Selon les chiffres du Syndicat de la Châtaigne des Cévennes, en 2022, près de 800 familles participaient à la castanéiculture, produisant environ 1 000 tonnes de fruits par an (chataigne-cevennes.fr).

Quand et comment profiter de ces paysages ?

L’automne demeure la saison reine, entre mi-octobre et fin novembre : les feuillages enflammés, la cueillette ancestrale, les marchés et fêtes populaires… Mais springtime et le tout début de l’été dévoilent également des sous-bois tapissés de fleurs et de jeunes feuilles, particulièrement propices aux balades.

Conseils pratiques pour une immersion réussie

  • Équipements conseillés : chaussures de randonnée, gourde, vêtement imperméable, panier en osier pour la cueillette (respectez la réglementation et les propriétés privées).
  • Observation de la biodiversité : les châtaigneraies sont le refuge de nombreuses espèces : salamandres tachetées, chouettes hulottes, et même le discret chat forestier.
  • Respect de l’écosystème : ne ramassez jamais l’écorce ou les jeunes pousses ; n’allumez pas de feu à l’intérieur des bois, même hors période estivale.
  • Accès : Le train Cévenol (ligne Nîmes-Clermont) dessert plusieurs villages proches des forêts emblématiques (Saint-Jean-du-Gard, La Grand-Combe, Génolhac).
  • Offices du tourisme : Pour infos, cartes et sorties guidées : Saint-Jean-du-Gard, Le Vigan, Florac (accueil du Parc national).

Châtaigneraies cévenoles : 3 idées d’expériences insolites

  • Participer à une cueillette traditionnelle et à un atelier de transformation : Les castanéïculteurs ouvrent parfois leurs vergers à l’automne : séance de ramassage, visite de clède en fonctionnement, dégustation de marrons grillés — une plongée au cœur des savoir-faire ancestraux.
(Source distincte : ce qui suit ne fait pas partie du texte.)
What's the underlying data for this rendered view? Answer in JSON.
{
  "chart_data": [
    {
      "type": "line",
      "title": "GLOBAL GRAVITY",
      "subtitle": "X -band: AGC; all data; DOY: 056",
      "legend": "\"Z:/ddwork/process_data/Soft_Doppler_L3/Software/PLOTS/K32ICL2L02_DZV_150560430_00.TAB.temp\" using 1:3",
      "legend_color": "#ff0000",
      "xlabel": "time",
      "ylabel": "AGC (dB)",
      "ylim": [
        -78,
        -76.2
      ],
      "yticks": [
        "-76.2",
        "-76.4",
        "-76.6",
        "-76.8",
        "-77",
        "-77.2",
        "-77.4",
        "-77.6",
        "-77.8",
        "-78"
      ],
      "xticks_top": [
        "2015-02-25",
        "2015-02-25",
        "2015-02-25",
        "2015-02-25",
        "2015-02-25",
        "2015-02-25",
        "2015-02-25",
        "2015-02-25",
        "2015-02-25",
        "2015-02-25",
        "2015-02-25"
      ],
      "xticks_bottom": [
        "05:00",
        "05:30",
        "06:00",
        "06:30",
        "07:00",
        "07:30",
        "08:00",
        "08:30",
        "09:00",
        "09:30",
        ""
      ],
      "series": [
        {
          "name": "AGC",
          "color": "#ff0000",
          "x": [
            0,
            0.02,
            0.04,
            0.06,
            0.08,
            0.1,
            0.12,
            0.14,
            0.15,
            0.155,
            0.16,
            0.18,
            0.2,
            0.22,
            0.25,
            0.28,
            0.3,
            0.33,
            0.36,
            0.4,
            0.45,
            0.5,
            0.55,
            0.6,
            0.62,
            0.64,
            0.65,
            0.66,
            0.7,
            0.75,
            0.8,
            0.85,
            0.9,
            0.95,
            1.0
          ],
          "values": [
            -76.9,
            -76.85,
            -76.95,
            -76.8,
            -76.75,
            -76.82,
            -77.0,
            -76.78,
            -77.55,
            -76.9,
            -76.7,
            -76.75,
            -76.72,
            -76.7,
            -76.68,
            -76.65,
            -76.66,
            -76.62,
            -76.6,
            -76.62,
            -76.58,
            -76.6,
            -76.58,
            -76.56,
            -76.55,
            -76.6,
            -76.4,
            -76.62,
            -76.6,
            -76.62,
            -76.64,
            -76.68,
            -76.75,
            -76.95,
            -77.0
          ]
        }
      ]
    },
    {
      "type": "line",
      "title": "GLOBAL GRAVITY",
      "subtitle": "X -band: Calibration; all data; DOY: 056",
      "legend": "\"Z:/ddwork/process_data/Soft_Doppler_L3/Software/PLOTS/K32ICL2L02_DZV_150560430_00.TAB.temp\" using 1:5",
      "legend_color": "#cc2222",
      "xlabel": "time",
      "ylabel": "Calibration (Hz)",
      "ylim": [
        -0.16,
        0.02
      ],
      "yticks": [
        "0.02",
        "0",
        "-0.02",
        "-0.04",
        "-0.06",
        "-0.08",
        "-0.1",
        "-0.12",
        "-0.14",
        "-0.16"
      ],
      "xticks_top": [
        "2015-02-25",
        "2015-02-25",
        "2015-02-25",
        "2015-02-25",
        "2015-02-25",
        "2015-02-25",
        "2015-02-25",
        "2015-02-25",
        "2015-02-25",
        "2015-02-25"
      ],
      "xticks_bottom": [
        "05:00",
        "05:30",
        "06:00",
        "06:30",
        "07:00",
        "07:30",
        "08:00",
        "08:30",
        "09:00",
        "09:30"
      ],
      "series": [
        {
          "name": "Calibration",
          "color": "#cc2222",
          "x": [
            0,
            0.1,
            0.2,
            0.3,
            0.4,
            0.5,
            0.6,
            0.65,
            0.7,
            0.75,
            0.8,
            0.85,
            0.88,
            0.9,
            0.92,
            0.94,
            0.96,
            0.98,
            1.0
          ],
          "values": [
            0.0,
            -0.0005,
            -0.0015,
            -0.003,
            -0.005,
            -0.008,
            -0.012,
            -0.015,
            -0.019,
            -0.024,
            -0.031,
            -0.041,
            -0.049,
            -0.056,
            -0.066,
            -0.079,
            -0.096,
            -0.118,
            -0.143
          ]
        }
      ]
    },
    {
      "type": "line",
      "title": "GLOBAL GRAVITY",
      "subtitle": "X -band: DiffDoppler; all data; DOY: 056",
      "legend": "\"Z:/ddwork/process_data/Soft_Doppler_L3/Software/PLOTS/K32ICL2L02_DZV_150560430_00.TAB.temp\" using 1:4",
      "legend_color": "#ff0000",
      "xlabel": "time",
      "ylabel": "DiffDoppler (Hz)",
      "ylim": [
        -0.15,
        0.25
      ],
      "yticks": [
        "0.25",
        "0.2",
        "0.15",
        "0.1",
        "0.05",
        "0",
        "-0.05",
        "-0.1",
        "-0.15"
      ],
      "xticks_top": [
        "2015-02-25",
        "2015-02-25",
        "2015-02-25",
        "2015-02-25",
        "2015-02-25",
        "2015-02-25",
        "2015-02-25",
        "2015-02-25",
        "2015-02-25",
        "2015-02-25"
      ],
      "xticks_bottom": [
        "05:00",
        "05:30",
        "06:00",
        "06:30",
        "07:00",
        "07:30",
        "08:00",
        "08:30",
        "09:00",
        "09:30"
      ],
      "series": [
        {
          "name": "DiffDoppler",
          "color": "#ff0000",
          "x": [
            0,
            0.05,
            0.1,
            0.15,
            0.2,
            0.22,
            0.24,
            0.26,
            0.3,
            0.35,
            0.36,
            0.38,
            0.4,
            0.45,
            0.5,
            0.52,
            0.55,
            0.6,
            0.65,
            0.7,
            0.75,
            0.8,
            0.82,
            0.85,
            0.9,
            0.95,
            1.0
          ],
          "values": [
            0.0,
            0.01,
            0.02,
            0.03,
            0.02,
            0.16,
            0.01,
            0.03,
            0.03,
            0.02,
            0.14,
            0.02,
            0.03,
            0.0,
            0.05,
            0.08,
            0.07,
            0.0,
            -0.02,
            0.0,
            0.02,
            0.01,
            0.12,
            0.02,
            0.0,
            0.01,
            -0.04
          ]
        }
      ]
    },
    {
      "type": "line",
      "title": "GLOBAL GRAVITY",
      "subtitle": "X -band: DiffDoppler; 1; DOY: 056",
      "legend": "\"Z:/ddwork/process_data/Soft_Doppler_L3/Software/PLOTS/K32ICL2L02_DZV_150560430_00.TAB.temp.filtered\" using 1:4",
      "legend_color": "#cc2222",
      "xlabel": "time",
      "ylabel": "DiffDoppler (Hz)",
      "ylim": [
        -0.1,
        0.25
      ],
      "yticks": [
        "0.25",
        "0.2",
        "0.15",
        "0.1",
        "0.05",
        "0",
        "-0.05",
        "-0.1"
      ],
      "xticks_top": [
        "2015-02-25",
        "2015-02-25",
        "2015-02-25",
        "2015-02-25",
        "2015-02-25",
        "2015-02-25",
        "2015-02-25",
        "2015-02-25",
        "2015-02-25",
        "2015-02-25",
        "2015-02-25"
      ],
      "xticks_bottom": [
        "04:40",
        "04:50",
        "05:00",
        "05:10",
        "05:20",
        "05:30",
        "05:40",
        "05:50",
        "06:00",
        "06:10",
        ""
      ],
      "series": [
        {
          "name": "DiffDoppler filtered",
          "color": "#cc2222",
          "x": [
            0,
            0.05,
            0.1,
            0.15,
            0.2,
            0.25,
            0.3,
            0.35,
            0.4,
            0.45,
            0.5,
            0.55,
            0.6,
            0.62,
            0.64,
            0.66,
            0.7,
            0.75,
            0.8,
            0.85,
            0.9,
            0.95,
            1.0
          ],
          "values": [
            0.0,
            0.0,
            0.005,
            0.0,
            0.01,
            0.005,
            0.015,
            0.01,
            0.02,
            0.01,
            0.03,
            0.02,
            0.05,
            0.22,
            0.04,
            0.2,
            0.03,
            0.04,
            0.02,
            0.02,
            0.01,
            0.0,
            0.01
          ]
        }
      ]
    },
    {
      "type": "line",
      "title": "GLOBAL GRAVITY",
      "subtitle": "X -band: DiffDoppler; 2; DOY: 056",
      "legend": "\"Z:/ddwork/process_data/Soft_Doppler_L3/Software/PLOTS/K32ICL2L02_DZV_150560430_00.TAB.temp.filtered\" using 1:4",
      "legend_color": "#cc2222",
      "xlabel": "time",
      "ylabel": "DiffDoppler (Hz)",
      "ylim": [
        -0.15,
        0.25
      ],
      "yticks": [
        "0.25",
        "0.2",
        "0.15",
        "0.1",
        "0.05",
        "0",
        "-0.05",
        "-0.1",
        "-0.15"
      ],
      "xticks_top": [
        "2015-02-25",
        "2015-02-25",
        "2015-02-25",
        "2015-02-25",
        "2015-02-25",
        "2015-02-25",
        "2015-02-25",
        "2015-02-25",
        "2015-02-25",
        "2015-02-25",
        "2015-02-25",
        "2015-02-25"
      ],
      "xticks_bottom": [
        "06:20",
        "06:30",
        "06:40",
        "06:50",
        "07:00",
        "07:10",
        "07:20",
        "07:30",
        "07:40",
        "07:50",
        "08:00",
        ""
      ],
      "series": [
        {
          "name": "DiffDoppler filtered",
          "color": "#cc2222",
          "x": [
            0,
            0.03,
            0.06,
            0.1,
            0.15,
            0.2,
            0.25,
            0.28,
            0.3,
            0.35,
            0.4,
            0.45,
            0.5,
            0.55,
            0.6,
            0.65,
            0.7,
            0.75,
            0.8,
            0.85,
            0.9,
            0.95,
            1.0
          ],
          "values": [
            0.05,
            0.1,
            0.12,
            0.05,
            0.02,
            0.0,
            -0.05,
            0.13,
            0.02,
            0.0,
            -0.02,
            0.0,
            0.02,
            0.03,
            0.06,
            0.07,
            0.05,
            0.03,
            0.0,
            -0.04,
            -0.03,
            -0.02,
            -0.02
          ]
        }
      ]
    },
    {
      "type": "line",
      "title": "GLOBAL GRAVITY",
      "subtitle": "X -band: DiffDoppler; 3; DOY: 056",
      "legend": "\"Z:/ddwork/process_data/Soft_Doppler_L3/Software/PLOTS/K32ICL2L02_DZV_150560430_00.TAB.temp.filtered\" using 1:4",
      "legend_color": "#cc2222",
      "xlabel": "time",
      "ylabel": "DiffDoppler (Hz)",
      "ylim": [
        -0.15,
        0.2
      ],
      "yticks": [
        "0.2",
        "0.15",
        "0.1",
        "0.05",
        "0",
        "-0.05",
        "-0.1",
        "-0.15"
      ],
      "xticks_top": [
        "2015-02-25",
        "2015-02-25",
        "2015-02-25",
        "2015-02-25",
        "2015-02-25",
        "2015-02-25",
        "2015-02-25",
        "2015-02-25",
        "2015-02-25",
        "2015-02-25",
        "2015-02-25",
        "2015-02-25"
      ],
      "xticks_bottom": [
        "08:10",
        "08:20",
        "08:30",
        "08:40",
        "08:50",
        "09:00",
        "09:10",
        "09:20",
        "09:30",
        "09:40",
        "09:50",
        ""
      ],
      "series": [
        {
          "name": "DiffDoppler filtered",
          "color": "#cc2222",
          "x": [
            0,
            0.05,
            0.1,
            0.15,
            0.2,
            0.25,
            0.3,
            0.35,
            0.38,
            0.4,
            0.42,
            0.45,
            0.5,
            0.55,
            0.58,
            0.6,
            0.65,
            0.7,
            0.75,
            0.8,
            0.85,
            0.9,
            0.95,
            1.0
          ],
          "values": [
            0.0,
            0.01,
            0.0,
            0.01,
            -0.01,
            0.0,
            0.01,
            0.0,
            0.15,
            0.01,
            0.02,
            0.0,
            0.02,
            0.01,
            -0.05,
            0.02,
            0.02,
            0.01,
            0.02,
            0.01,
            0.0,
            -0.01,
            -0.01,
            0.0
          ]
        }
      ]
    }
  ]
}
Renseignez-vous auprès des fermes labellisées « Bienvenue à la ferme » (bienvenue-a-la-ferme.com).
  • Dormir dans une ancienne clède rénovée : Certains gîtes et chambres d’hôtes proposent de dormir dans d’anciens séchoirs, restaurés en respectant l’architecture cévenole. Charme authentique garanti, souvent à deux pas de sentiers balisés.
  • Suivre un guide nature spécialiste du châtaignier : Au départ de Saint-Étienne-Vallée-Française ou Barre-des-Cévennes, il est possible de réserver une balade guidée pour découvrir l’histoire, la botanique et le folklore liés à l’arbre. Informations auprès de l’Association du Patrimoine Vivant (patrimoine-cevenol.fr).

Pour aller plus loin : culture, lectures et points de contact

  • Musée de la châtaigne (Saint-André-de-Valborgne) : Musée associatif racontant l’histoire des castanéiculteurs et exposant des outils traditionnels. Billetterie et visites ateliers à l’automne.
  • Lectures conseillées :
    • Le Châtaignier, histoire et usages, Pierre Lieutaghi (Actes Sud, 2017) : panorama passionnant sur l’arbre et sa place dans la culture cévenole.
    • Les Cévennes, un pays, une civilisation, collectif d’auteurs (Éd. Alcide, 2020)
  • Ressources web :

Laisser l’émerveillement guider le pas

Explorer les forêts de châtaigniers dans les Cévennes, c’est plonger dans mille nuances — la rousseur flamboyante d’octobre, la fraîcheur verte du printemps, la chaleur des pierres sèches et le parfum du bois mouillé. Chaque sentier révèle un fragment d’histoire, chaque arbre ancien porte en lui les gestes patients de générations de femmes et d’hommes. Pour qui prend le temps de s’arrêter, de lever les yeux ou de s’asseoir à l’ombre, les Cévennes ouvrent la porte vers une expérience rare : celle d’une nature vivante, précieuse et partagée.